Why elderly Japanese women have names in katakana
Amidst all of the controversy flaring up in Japan over “kirakira names,” the question has been raised concerning a rather peculiar name trait shared by many old Japanese women. A large number of aging women have names written in katakana, the phonetic alphabet that modern Japan usually reserves for foreign words. It’s a trend attributed to the Meiji and Taisho eras (roughly spanning the years 1868 to 1926), and sure enough, it’s no coincidence.
These days, most Japanese names, both male and female, are written using kanji, lending additional meaning to the name. For example, many parents these days use the symbol for beauty (美, pronounced “mi”) in the names of baby girls. Another popular practice is adding the symbol for child (子, pronounced “ko”) at the end of girl’s names. But did you know that the latter was once reserved only for nobles and members of the Imperial Court? Until the time of the Meiji Era Census Reform, it was simply not allowed. In fact, most girls born in and around that time were given two-syllable names in katakana. It’s cute now to think about these tiny, old women with their short phonetic names that sound like “valley” (Sawa) “verse” (Shiku) or “rice plant” (Ine), but the reality behind why their names are written so simply is an amazing indicator of just how much Japan has developed as a society.
Basically, the katakana names given to baby girls born prior to the 1900s were a result of gender discrimination. The ability to read was not prevalent among the poor of that time period, so many families would pay a scholar to help them decide on a splendid name in meaningful kanji for their sons. However, that same measure was almost never taken for daughters. Even now, those belonging to the oldest generations in Japan — the women in particular — have a lot of trouble reading kanji. In other words, one of the reasons that a girl’s name remained written in katakana was that women were not thought of as fit for education.

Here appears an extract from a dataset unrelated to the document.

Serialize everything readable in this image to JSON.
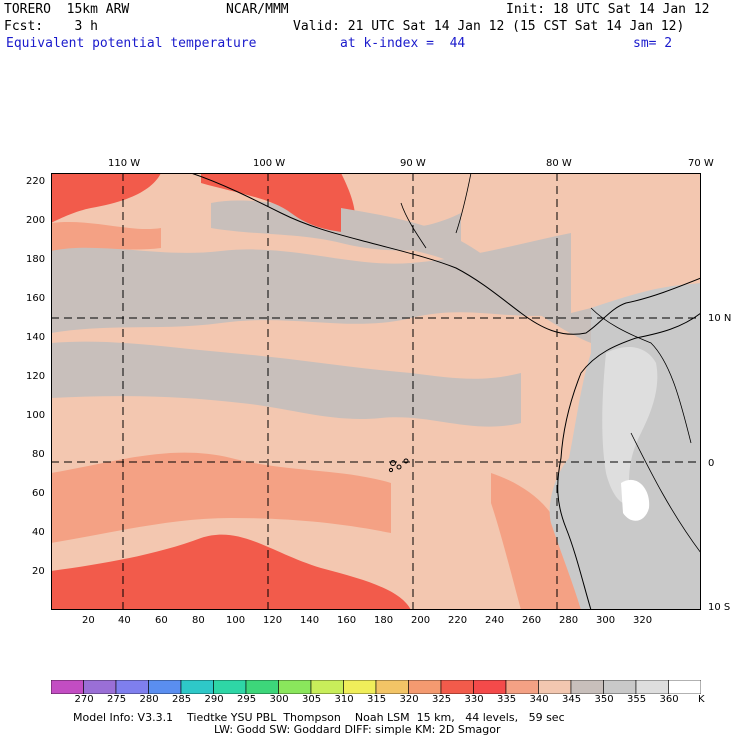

If a girl were to be given a name in kanji, she would be unable to read it. Only girls belonging to the most wealthy and noble families, such as the daughters of samurai, would be given names in kanji as an indication of their status.
To be fair, not all explanations for katakana names are so sexist. From the Meiji era all the way through World War II, aliases would be given in katakana (the syllabary for foreign words), rather than hiragana (the syllabary for Japanese words) or kanji (Chinese characters). Also, during that time period, names were registered orally with the local government office. Because few parents knew how to write kanji, much less explain which symbols to use in a child’s name, the documentation was often made in katakana.
Now, some might wonder why hiragana was not used in place of katakana when naming these girls, since hiragana is also a phonetic alphabet and closely associated with words of Japanese origin. It is because the soft, curvy nature of hiragana was thought of as womanly, so only katakana and kanji were used in official documents for a very long time. However, in a somewhat modern move, women born in the Tohoku (Northeast) region of Japan during that time period were often given hiragana names, instead of katakana.
These days, while you will find some boys and girls with names written in plain hiragana, most children, regardless of gender, have meaningful kanji to their names. It’s nice to know that even though the patriarchy has far from fallen in Japan, girls born into this modern age are given many more equal opportunities to excel, starting with a name of equal complexity to that of their male peers.